With Oxbridge being two of the world’s most prestigious universities, their combined wealth amounts to a staggering $27.39 billion in 2018 (Adams & Greenwood, 2018), of which a significant percentage came from endowments. Cambridge is wealthier as it has amassed revenues of $6.39 billion in 2018, compared to Oxford’s $4.17 billion (Adams & Greenwood,2018).
As of 2019, Cambridge has received $9 billion in endowments while Oxford has $7.95 billion, making them the two most well-endowed universities in Europe.
As previously mentioned, Oxford and Cambridge are on par in every possible aspect. If there are any differences between the two, they are marginal at best as displayed in this article. The Oxbridge halves share more commonalities than differences, to be honest. Both institutions have the same manner of instruction (Cole, n.d.), with instructors being in close proximity with a small group of students nearly at all times (Mandler, 2015). Their tuition fees and suggested living expenses are also comparable, mostly falling within the same monetary bracket (Bridgestock, 2020). The same goes for the financial support that can be received.
Perhaps the biggest difference between Oxford and Cambridge is the way their courses are structured. Oxford tends to package various fields into one degree (University of Oxford, n.d.), particularly with its renowned program, PPE (Cole, n.d.). Meanwhile, Cambridge is more focused on singular disciplines as degrees (University of Cambridge, n.d.) but carries its own prestigious packaged program in its Natural Sciences course, which bundles together various sciences (Cole, n.d.).
As far as world rankings are concerned, Oxford has a slight edge, being the world’s top university in 2020 according to Times Higher Education. Cambridge, on the other hand, outranked Oxford in Shanghai Ranking’s 2019 list, placing 3rd and 7th in the world, respectively (Shanghai Ranking, 2020). In terms of academic performance, Oxford also holds a bit of an advantage overall, but Cambridge appears to be the better institution for sciences, outperforming its rival in all three ranking systems (Shanghai Ranking, nd; Times Higher Education, n.d.; Bridgestock, 2020).

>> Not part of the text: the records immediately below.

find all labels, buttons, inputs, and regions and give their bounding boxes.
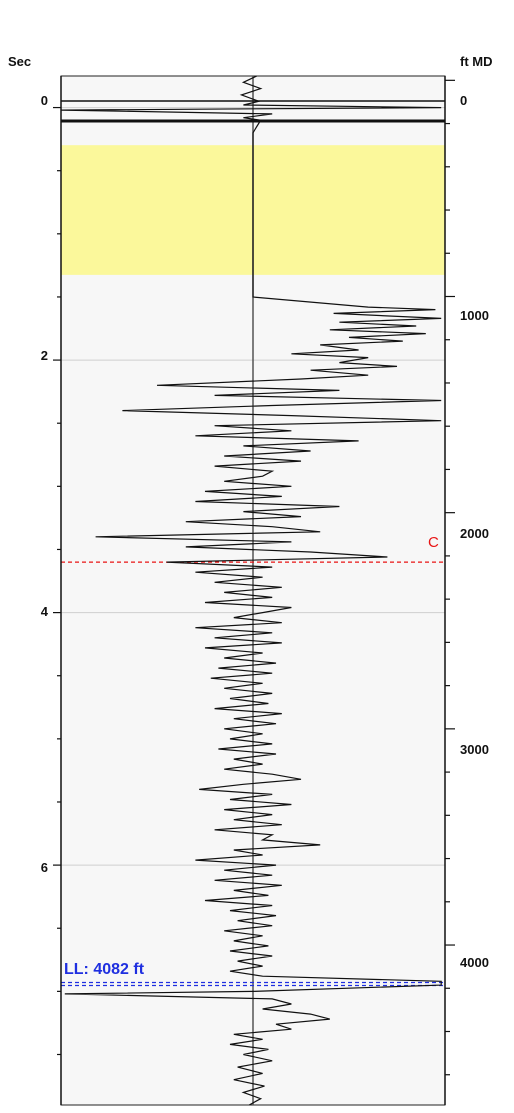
left-axis-ticks — [53, 106, 61, 1056]
right-axis-title: ft MD — [460, 54, 493, 69]
marker-label-c: C — [428, 534, 439, 551]
left-tick-label: 2 — [41, 348, 48, 363]
marker-lines — [61, 561, 445, 987]
right-tick-label: 1000 — [460, 308, 489, 323]
right-tick-label: 0 — [460, 93, 467, 108]
left-tick-label: 0 — [41, 93, 48, 108]
left-axis-title: Sec — [8, 54, 31, 69]
log-trace — [60, 75, 442, 1106]
left-tick-label: 4 — [41, 604, 49, 619]
right-tick-label: 4000 — [460, 955, 489, 970]
right-tick-label: 2000 — [460, 526, 489, 541]
left-tick-label: 6 — [41, 860, 48, 875]
right-tick-label: 3000 — [460, 742, 489, 757]
right-axis-ticks — [445, 79, 455, 1076]
marker-label-ll: LL: 4082 ft — [64, 961, 145, 978]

All that said, a strong case can be made for either university regarding which of them is better. Both have their share of strong points, with Oxford having several reputable programs and Cambridge offering innovative programs for sciences. What matters more is which university is more suitable for a student’s preferred course and lifestyle. Regardless of which university is chosen, learners are assured of an education that is among the best in the world. Having Oxford or Cambridge on one’s resume would certainly boost one’s likelihood of finding an esteemed job, which ultimately leads to a rewarding professional life.